Juego apasionante y macabro
¿Hay alguna forma de convivir con el "universo mórbido de la culpa", como indica el título del trabajo universitario que redacta uno de los personajes de esta zumbona, magnífica zambullida en la Francia burguesa y provincial, ese territorio físico, y sobre todo mental y emocional, tan del gusto del gran Claude Chabrol? Todo el metraje de esta película de resonancias baudelaireanas parece pensado para contestar a esta pregunta. Y para explicar, de paso y elípticamente, una buena parte de la historia de la Francia del siglo XX, con sus desgarros, sus colaboracionistas, sus resistentes antinazis, sus administradores del poder. Y sus ajustes de cuentas.
Desde esa primera secuencia, el largo travelling que nos hará descubrir, como por casualidad, nada menos que un cadáver, La flor del mal se ocupa de ir deshaciendo pacientemente la madeja de las relaciones, a menudo incestuosas, de esas dos familias entrelazadas por relaciones de amor y conveniencia, los Charpin-Vasseur, que protagonizan todo el metraje y que lo abarcan casi todo: tienen viñedos (estamos en la zona de Burdeos), laboratorios, farmacias; pagan estudios a sus vástagos para que se formen en EE UU, como marcan los cánones de hoy mismo; y hasta pretenden dedicarse a la política.
LA FLOR DEL MAL
Dirección: Claude Chabrol. Intérpretes: Nathalie Baye, Suzanne Flon, Benoît Magimel, Bernard Le Coq, Mélanie Doutey. Género: criminal. Francia, 2003. Duración: 105 minutos.
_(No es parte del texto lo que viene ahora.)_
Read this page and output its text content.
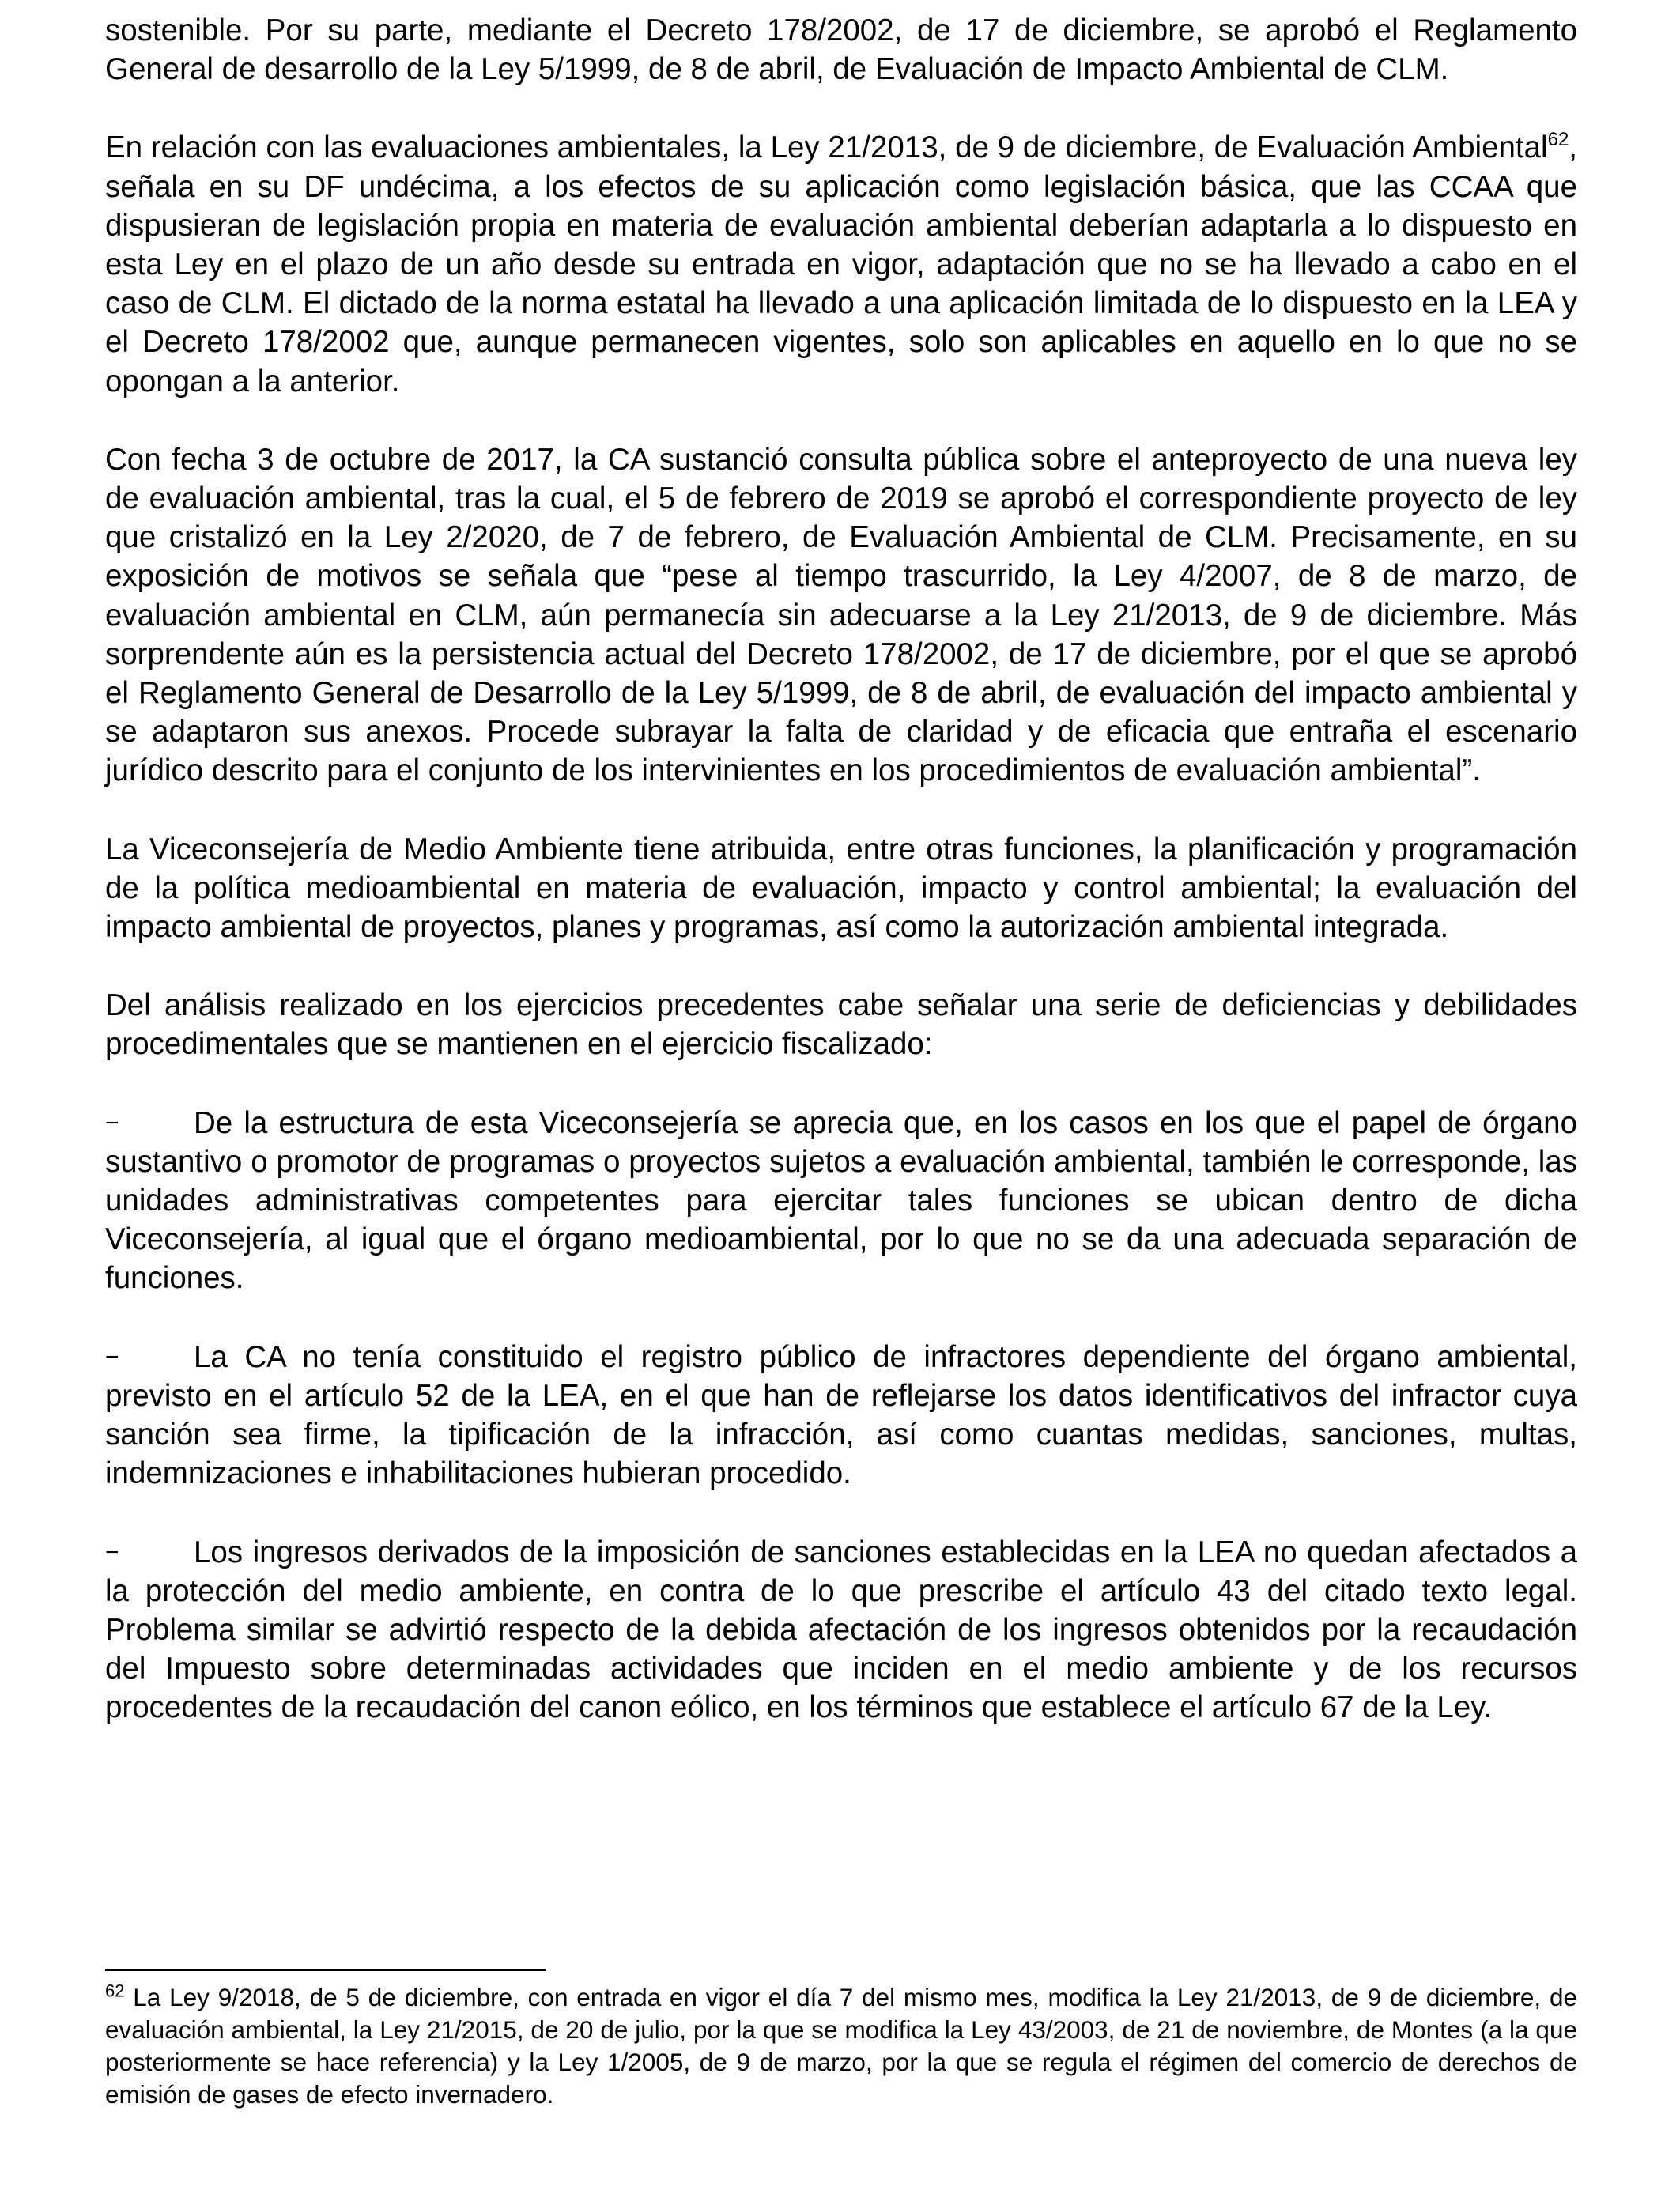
sostenible. Por su parte, mediante el Decreto 178/2002, de 17 de diciembre, se aprobó el Reglamento General de desarrollo de la Ley 5/1999, de 8 de abril, de Evaluación de Impacto Ambiental de CLM.

En relación con las evaluaciones ambientales, la Ley 21/2013, de 9 de diciembre, de Evaluación Ambiental$^{62}$, señala en su DF undécima, a los efectos de su aplicación como legislación básica, que las CCAA que dispusieran de legislación propia en materia de evaluación ambiental deberían adaptarla a lo dispuesto en esta Ley en el plazo de un año desde su entrada en vigor, adaptación que no se ha llevado a cabo en el caso de CLM. El dictado de la norma estatal ha llevado a una aplicación limitada de lo dispuesto en la LEA y el Decreto 178/2002 que, aunque permanecen vigentes, solo son aplicables en aquello en lo que no se opongan a la anterior.

Con fecha 3 de octubre de 2017, la CA sustanció consulta pública sobre el anteproyecto de una nueva ley de evaluación ambiental, tras la cual, el 5 de febrero de 2019 se aprobó el correspondiente proyecto de ley que cristalizó en la Ley 2/2020, de 7 de febrero, de Evaluación Ambiental de CLM. Precisamente, en su exposición de motivos se señala que “pese al tiempo trascurrido, la Ley 4/2007, de 8 de marzo, de evaluación ambiental en CLM, aún permanecía sin adecuarse a la Ley 21/2013, de 9 de diciembre. Más sorprendente aún es la persistencia actual del Decreto 178/2002, de 17 de diciembre, por el que se aprobó el Reglamento General de Desarrollo de la Ley 5/1999, de 8 de abril, de evaluación del impacto ambiental y se adaptaron sus anexos. Procede subrayar la falta de claridad y de eficacia que entraña el escenario jurídico descrito para el conjunto de los intervinientes en los procedimientos de evaluación ambiental”.

La Viceconsejería de Medio Ambiente tiene atribuida, entre otras funciones, la planificación y programación de la política medioambiental en materia de evaluación, impacto y control ambiental; la evaluación del impacto ambiental de proyectos, planes y programas, así como la autorización ambiental integrada.

Del análisis realizado en los ejercicios precedentes cabe señalar una serie de deficiencias y debilidades procedimentales que se mantienen en el ejercicio fiscalizado:

−	De la estructura de esta Viceconsejería se aprecia que, en los casos en los que el papel de órgano sustantivo o promotor de programas o proyectos sujetos a evaluación ambiental, también le corresponde, las unidades administrativas competentes para ejercitar tales funciones se ubican dentro de dicha Viceconsejería, al igual que el órgano medioambiental, por lo que no se da una adecuada separación de funciones.

−	La CA no tenía constituido el registro público de infractores dependiente del órgano ambiental, previsto en el artículo 52 de la LEA, en el que han de reflejarse los datos identificativos del infractor cuya sanción sea firme, la tipificación de la infracción, así como cuantas medidas, sanciones, multas, indemnizaciones e inhabilitaciones hubieran procedido.

−	Los ingresos derivados de la imposición de sanciones establecidas en la LEA no quedan afectados a la protección del medio ambiente, en contra de lo que prescribe el artículo 43 del citado texto legal. Problema similar se advirtió respecto de la debida afectación de los ingresos obtenidos por la recaudación del Impuesto sobre determinadas actividades que inciden en el medio ambiente y de los recursos procedentes de la recaudación del canon eólico, en los términos que establece el artículo 67 de la Ley.

$^{62}$ La Ley 9/2018, de 5 de diciembre, con entrada en vigor el día 7 del mismo mes, modifica la Ley 21/2013, de 9 de diciembre, de evaluación ambiental, la Ley 21/2015, de 20 de julio, por la que se modifica la Ley 43/2003, de 21 de noviembre, de Montes (a la que posteriormente se hace referencia) y la Ley 1/2005, de 9 de marzo, por la que se regula el régimen del comercio de derechos de emisión de gases de efecto invernadero.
Con el tradicional dominio de las formas del thriller psicológico, que tan bien utiliza desde hace tantos años, Chabrol nos introduce en un juego apasionante y macabro. Un juego hecho de veladas sugerencias jamás explicitadas (el carácter donjuanesco del padre, un incesto que planea sobre la trama, el tipo de relación que une a la madre con su lugarteniente político), viejas acusaciones de asesinato que pesan sobre la narración como una sombra ominosa, nuevos asesinatos que vendrán a reparar, o tal vez no, otros anteriores...
El resultado es una película espléndidamente narrada, de menor enjundia moral que algunos de los grandes títulos del mejor Chabrol de los años noventa (como La ceremonia), es cierto, pero de una eficacia sociológica impresionante. Una historia con final abierto, en la que se nos invita a reflexionar sobre el papel de la justicia en una sociedad de clases, sobre las formas en que se teje la transmisión del poder, sobre las confusas fronteras entre vicios privados y públicas virtudes. Y tras cuya visión quedan en el aire tantos pesados, irresolubles enigmas.